Because overexpression of the gene BCL2 is associated with poor outcome in AML, the antisense oligodeoxynucleotide oblimersen sodium was evaluated in conjunction with fludarabine, cytarabine, and G-CSF salvage chemotherapy in a phase I study of patients with refractory or relapsed AML or ALL [37]. The results were sufficiently encouraging to lead researchers to design a phase III trial (CALGB 10201), currently under way, that is comparing treatment with the combination of daunorubicin and cytarabine with or without oblimersen in older patients with previously untreated AML.

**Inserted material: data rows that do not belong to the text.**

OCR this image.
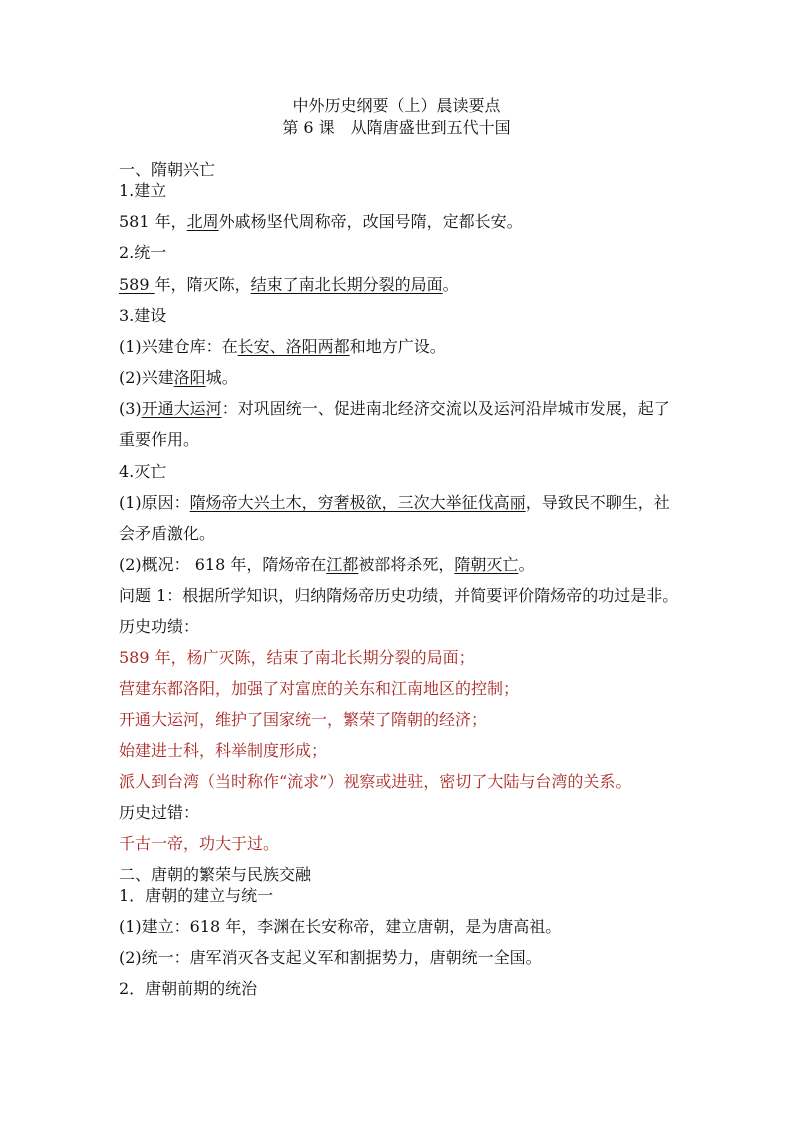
中外历史纲要（上）晨读要点
第 6 课　从隋唐盛世到五代十国
一、隋朝兴亡
1.建立
581 年，北周外戚杨坚代周称帝，改国号隋，定都长安。
2.统一
589 年，隋灭陈，结束了南北长期分裂的局面。
3.建设
(1)兴建仓库：在长安、洛阳两都和地方广设。
(2)兴建洛阳城。
(3)开通大运河：对巩固统一、促进南北经济交流以及运河沿岸城市发展，起了重要作用。
4.灭亡
(1)原因：隋炀帝大兴土木，穷奢极欲，三次大举征伐高丽，导致民不聊生，社会矛盾激化。
(2)概况： 618 年，隋炀帝在江都被部将杀死，隋朝灭亡。
问题 1：根据所学知识，归纳隋炀帝历史功绩，并简要评价隋炀帝的功过是非。
历史功绩：
589 年，杨广灭陈，结束了南北长期分裂的局面；
营建东都洛阳，加强了对富庶的关东和江南地区的控制；
开通大运河，维护了国家统一，繁荣了隋朝的经济；
始建进士科，科举制度形成；
派人到台湾（当时称作“流求”）视察或进驻，密切了大陆与台湾的关系。
历史过错：
千古一帝，功大于过。
二、唐朝的繁荣与民族交融
1．唐朝的建立与统一
(1)建立：618 年，李渊在长安称帝，建立唐朝，是为唐高祖。
(2)统一：唐军消灭各支起义军和割据势力，唐朝统一全国。
2．唐朝前期的统治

Finally, the agent clofarabine is a deoxyadenosine analogue intentionally designed to combine the favorable properties of fludarabine and cladribine, with multiple mechanisms of action, including inhibition of DNA replication and repair and disruption of mitochondrial function, leading to apoptosis. Clofarabine is active in both dividing and nondividing cells. This agent has been the subject of phase II trials in patients with AML, and results have been encouraging when it is used as a single agent [38, 39]. It will be further tested in a proposed ECOG study for newly diagnosed patients with AML who are over the age of 60.
Several other active agents, some of which are in clinical trials, are awaiting correlation with specific genetic subtypes. These include VNP40101M, a sulfonylhydrazine alkylating agent; tandutinib (MLN518), a small-molecule inhibitor of type 3 receptor tyrosine kinases; XL999, which inhibits multiple receptor kinases; low-dose decitabine; and the combination of arsenic plus low-dose cytarabine. Other studies are anticipated for agents that may be active in specific genetic subtypes of AML—for example, the tyrosine kinase inhibitors imatinib and dasatinib in CKIT AML. Both histone deacetylase inhibitors and DNA methyltransferase inhibitors will likely be evaluated in MLL partial tandem duplication variants of AML [40], and an inosine monophosphate dehydrogenase inhibitor may be evaluated in BCR-ABL-positive AML [41].